朝はパンと鳥類のクリームシチュー。美味しい。
「昨晩はすぐ寝たのか?」
フレードリッヒ叔父さんが聞いてきた。
「はい、風呂に入ったら疲れが出たらしく、寝てしまいました」
「昨日は大活躍だったからな。しかし強くなったな」
「毎日、ダニエルと練習は欠かしませんでしたから」
「そうか、エライな」
フレードリッヒ叔父さんはダニエルをジロっと見るとダニエルは下を向いた。
「兵隊さんは帰って来たのですか」
「夜のうちに、戦いは勝ったそうだ。朝食をとってから帰るらしい」
「ミノルは今日はどうする?」
「練習してから冒険者ギルドに行き、登録でもしようかと思ってます」
「そうか。儂は寄子が全員今日に会いたいと言ってきているので、また面倒な1日になりそうだ。なかなかミノルと話しが出来んな」
「ですね」
「俺ちょっと今日は用事があるから、ゴメン」
「良いよ。弓も魔法もやりたいこと有るから」
「お前、何の用事が有るんだ?」
フレードリッヒ叔父さんはダニエルに問いただす。
「キュレット伯爵夫人に呼ばれました」
「あの馬鹿女に呼ばれた? 何の用事だ?」
レナ叔母さんも怪訝な顔でダニエルを見ている。
「あの……知りません」
「何時そんな約束したの? そんな暇あった?」
レナ叔母さんにも突っ込まれる。
「昨晩帰る時に……」
「帰る時って、あの子昨晩は叩き出されたのよ」
「……」
「これ以上の面倒はゴメンですからね!」
ダニエルは、ひたすらだんまりで押し通した。
怪しさ全開ジャン。
「シュルツ男爵がおいでになりました」
ダニエルはこの隙に逃げた。
俺も練習場に行くことにした。
「ミノルごめんなさいね。来た途端に変な事ばかり起きて」
レナ叔母さんが廊下で待っていて申し訳無さそうに言ってきた。
「お母さんの責任では無いですよ。僕の方が変な時に来ているだけです」
レナ叔母さんは、お母さんと呼ばないと怒るのだ。
「叔父さんに許可を貰う機会が無いのですが、冒険者ギルドに入って宜しいでしょうか?」
「あら素敵。私は大賛成よ。辺境伯には私から言っておきますのでお入りなさい」
俺はウキウキしながら練習場に行った。
ミスリルの弓を持って練習場に入った。矢は勿体ないので、練習用のを借りる。
最初は30メートルくらいの的を使ってみる。
弓に矢をかけてゆっくり引いてみる。思ったより軽やかに引ける。矢を放つとヒュンと良い音をさせ凄いスピードで飛んで行き、的を一発で粉々にしてしまった。
うーん、60メートルの距離で打とう。
また、ゆっくりと狙う。弓が良いせいか自分のレベルが上がったからか、弓がぶれない。矢を放つ。またヒュンと良い音をさせ矢が凄いスピードで飛んで行き、また的を一発で粉々にしてしまった。

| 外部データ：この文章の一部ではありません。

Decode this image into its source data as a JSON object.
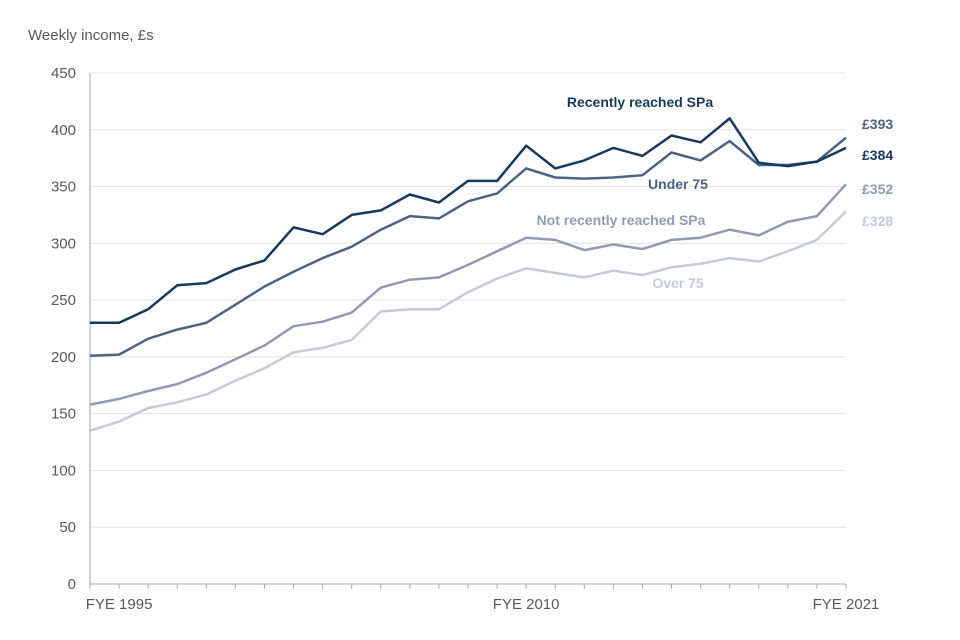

100メートル。弓のほぼ限界距離だ。矢をぎりぎりまで引く。やはり弓がぶれない。放つとブンと音を立て矢が飛んで行き、また的を一発で壊してしまった。
知らないうちに周りで兵隊さん達が見物していた。ヤバイ目立っている。
係りの兵隊さんが笛を鳴らし練習を止め、的を変える。
俺は係りの兵隊さんにペコペコおじぎして謝っておく。どうしょう、また三発で壊してしまいそうだ。練習にならない。他の兵隊さんにも迷惑をかけるし。
仕方ないので森に行って打つことにした。矢が勿体ないな。